February 12, 2013
Credit: Credit: NASA
HOUSTON — A Russian Progress cargo capsule carried out a flawless accelerated launch and docking with the six-man International Space Station on Feb. 11, setting the stage for the first same-day launch and docking of a human crew on March 28.
The Soyuz TMA-08M crew, led by veteran cosmonaut Pavel Vinogradov, includes NASA astronaut Chris Cassidy and Russian Alexander Misurkin.
The Progress flight marked the third successive accelerated four-orbit, or 6 hr., transit from the Baikonur Cosmodrome in Kazakhstan within the last seven months. Prior to this, trips typically took place over a 32-33 orbit, 50-hr. timeline.
The unpiloted 50 Progress, carrying nearly 3 tons of propellant, research gear, spare parts, water, compressed air and other supplies, successfully executed an automated docking with the station’s Russian segment Pirs docking port at 3:35 p.m. EST. The supply craft lifted off from Baikonur at 9:41 a.m. EST, starting its climb to orbit 870 mi. behind the station. Within 10 min. of starting its journey, the Progress deployed solar arrays and communications antennas to begin the chase.

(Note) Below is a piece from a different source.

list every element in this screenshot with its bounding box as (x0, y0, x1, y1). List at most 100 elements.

The fast-track Soyuz crew missions would lessen considerably the time station astronauts must spend in the cramped Soyuz capsules and eliminate the discomfort some fliers report with the “barbecue roll,” or rotations of the spacecraft as a thermal control measure. However, the faster missions may require Soyuz crews to spend the entire transit in their restrictive Russian pressure suits.
There is an overhead for ground-based flight controllers with the expedited missions as well. They must track with greater precision the location of the ISS as it orbits the Earth and quickly recalculate Soyuz and Progress trajectories in response to small maneuvers of the station, including those carried out to avoid potential collisions with space debris.
The 48 Progress mission spacecraft, which launched and docked on Aug. 1 to start the series of expedited cargo missions, departed the ISS on Feb. 9 to clear a berthing spot on the Pirs docking module for the new supply ship. The older resupply capsule, filled with station trash, re-entered the Earth’s atmosphere over the Pacific Ocean several hours later.
The former Soviet Union launched similar express missions to support its manned Salyut space stations between 1971 and 1986. NASA’s two astronaut Gemini VI and VII missions carried out a four-orbit rendezvous in December 1965.
Russia launched the second of its ISS expedited missions, 49 Progress, on Oct. 31. Progress 49 remains docked to the orbital outpost.